- Text by Alex King
Economists rarely achieve celebrity status, but Europe’s only exception to that rule is Yanis Varoufakis.
The former Syriza MP and Greek finance minister stared down the IMF, European Central Bank and European Commission (affectionately known as “the Troika”) and refused to accept another round of crippling austerity for his country. He dared to point out the flawed logic underpinning the Troika’s approach to Greece’s economic crisis – and rocked an infamously jazzy shirt to parliament when he was threatened with treason charges for doing so.
On a rainy Monday afternoon in Central London, as newly elected, anti-austerity leader of the opposition Jeremy Corbyn took his seat in the House of Parliament for the first time, Varoufakis spoke to a packed meeting organised by the People’s Assembly Against Austerity. Here are the five biggest lessons we took away from his talk.
Austerity doesn’t work… duh
“Austerity doesn’t work. The only difference [with Greece] is that in Britain the ruling class knows it. It doesn’t apply [austerity], but utilises the narrative of shrinking the state and of austerity in order to affect a massive transfer of income from the have-nots to the haves. It’s about making sure that the costs of the financial crisis are transferred on to the shoulders of those who didn’t cause it and those who can ill afford to hold that particular burden on their shoulders.”
Socialism for the rich
“When it comes to the spivs and the bankers we have socialism, with the socialisation of their losses. And you have the state, which is extremely activist in pursuing their objectives. So it’s socialism for spivs and the bankers. And we have the unfettered market, the Roman arena, into which we throw the weaker – those who need protection, working men and women – to be devoured by the lions of the free market.”
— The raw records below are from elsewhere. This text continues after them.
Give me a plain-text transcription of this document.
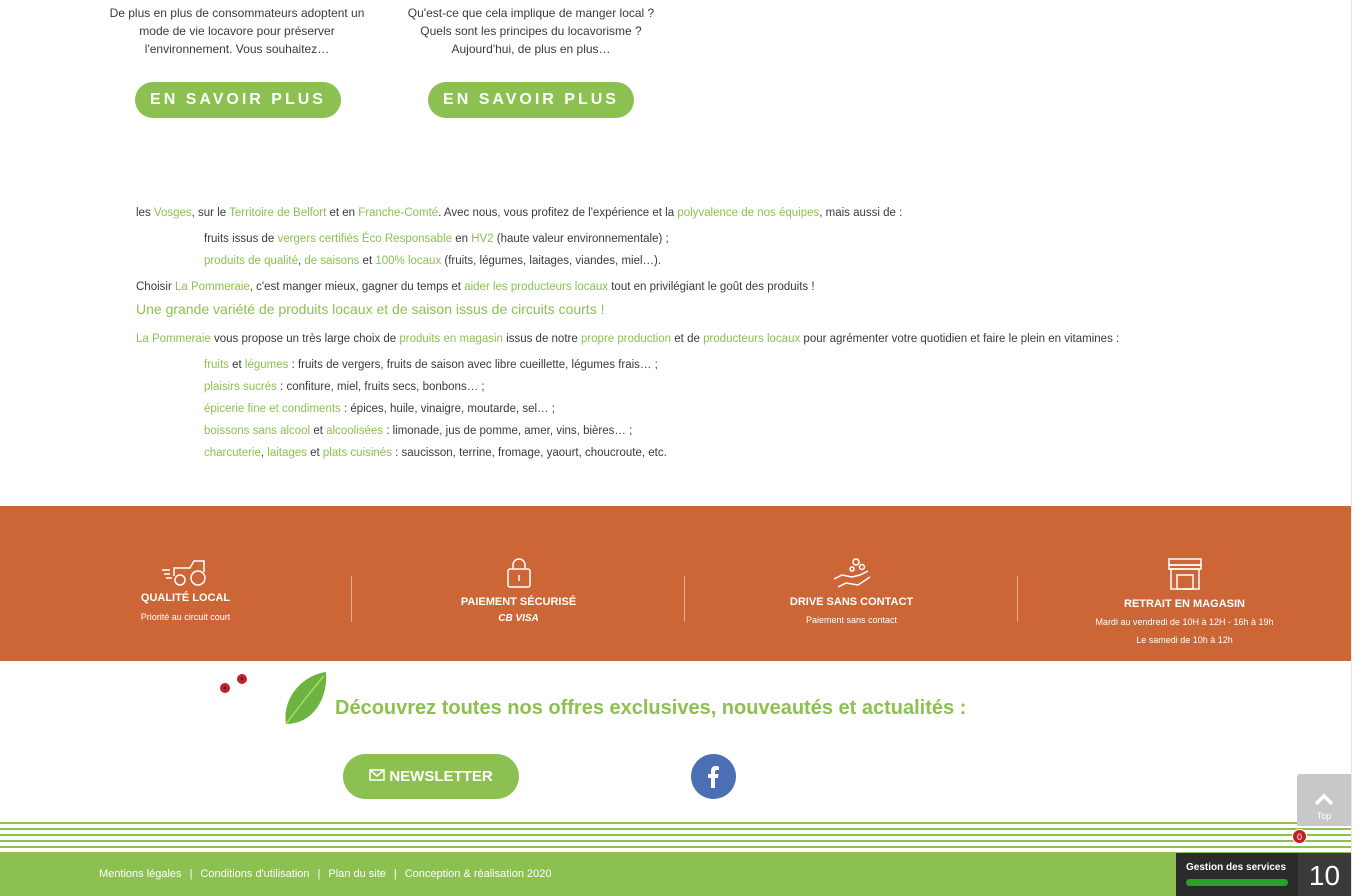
De plus en plus de consommateurs adoptent un mode de vie locavore pour préserver l'environnement. Vous souhaitez…
EN SAVOIR PLUS
Qu'est-ce que cela implique de manger local ? Quels sont les principes du locavorisme ? Aujourd'hui, de plus en plus…
EN SAVOIR PLUS

les Vosges, sur le Territoire de Belfort et en Franche-Comté. Avec nous, vous profitez de l'expérience et la polyvalence de nos équipes, mais aussi de :

fruits issus de vergers certifiés Éco Responsable en HV2 (haute valeur environnementale) ;
produits de qualité, de saisons et 100% locaux (fruits, légumes, laitages, viandes, miel…).

Choisir La Pommeraie, c'est manger mieux, gagner du temps et aider les producteurs locaux tout en privilégiant le goût des produits !

Une grande variété de produits locaux et de saison issus de circuits courts !

La Pommeraie vous propose un très large choix de produits en magasin issus de notre propre production et de producteurs locaux pour agrémenter votre quotidien et faire le plein en vitamines :

fruits et légumes : fruits de vergers, fruits de saison avec libre cueillette, légumes frais… ;
plaisirs sucrés : confiture, miel, fruits secs, bonbons… ;
épicerie fine et condiments : épices, huile, vinaigre, moutarde, sel… ;
boissons sans alcool et alcoolisées : limonade, jus de pomme, amer, vins, bières… ;
charcuterie, laitages et plats cuisinés : saucisson, terrine, fromage, yaourt, choucroute, etc.
QUALITÉ LOCAL
Priorité au circuit court
PAIEMENT SÉCURISÉ
CB VISA
DRIVE SANS CONTACT
Paiement sans contact
RETRAIT EN MAGASIN
Mardi au vendredi de 10H à 12H - 16h à 19h
Le samedi de 10h à 12h
Découvrez toutes nos offres exclusives, nouveautés et actualités :
NEWSLETTER
Mentions légales | Conditions d'utilisation | Plan du site | Conception & réalisation 2020
Top
Gestion des services 10
0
The rise of bankruptocracy
“In 1991 socialism collapsed in the socialist camp and the left worldwide suffered a major defeat, both politically and morally. We’re culpable for that, but that’s another story. In 2008, capitalism died. I describe the new system we’re living in as bankruptocracy: the rule by bankrupt banks, that have the political power to affect the constant tsunami of money coming from the financial sector and from working people into the bankrupt banks. They remain bankrupt even though they are profitable, because the black holes created during the years of ponzi growth prior to 2008 remain.”
Embrace disruptive technologies
“If you are a sixteen-year-old in Mumbai, if you are a young person in Manchester or in South London, who’s not particularly interested in politics, who will not come to meetings like this, what you probably look up to is Silicon Valley. Your dream is to create an app, a killer app, that will make you a millionaire, or a billionaire. Until the labour movement and the left manages to inspire these people who don’t care about us. People who don’t care about collective action and for whom progressive politics means embracing the decentralising power of technology, of information technology, of the internet – which talk to the anarchistic streak in them. Unless we manage to form an alliance with them, to embrace disruptive technologies, we will fail.”
Lessons for Corbyn from Greece
“Your opponents are going to use fear as their main instrument. They will scare people off. They will say to you that the Corbyn government is going to see the pound devalued, is going to push interest rates up, is going to create a national security issue, and so on. This is what the establishment media will drum into people’s heads, inside their living rooms, from their iPods, or what have you. Don’t fear that fear. People out there are perfectly capable of setting aside the propaganda if our leadership shuns hypocrisy, avoids spinning and continues to speak truth to power by bypassing the systemic media. We tried this in Greece and it worked. The people can overcome fear if the leaders overcome fear.”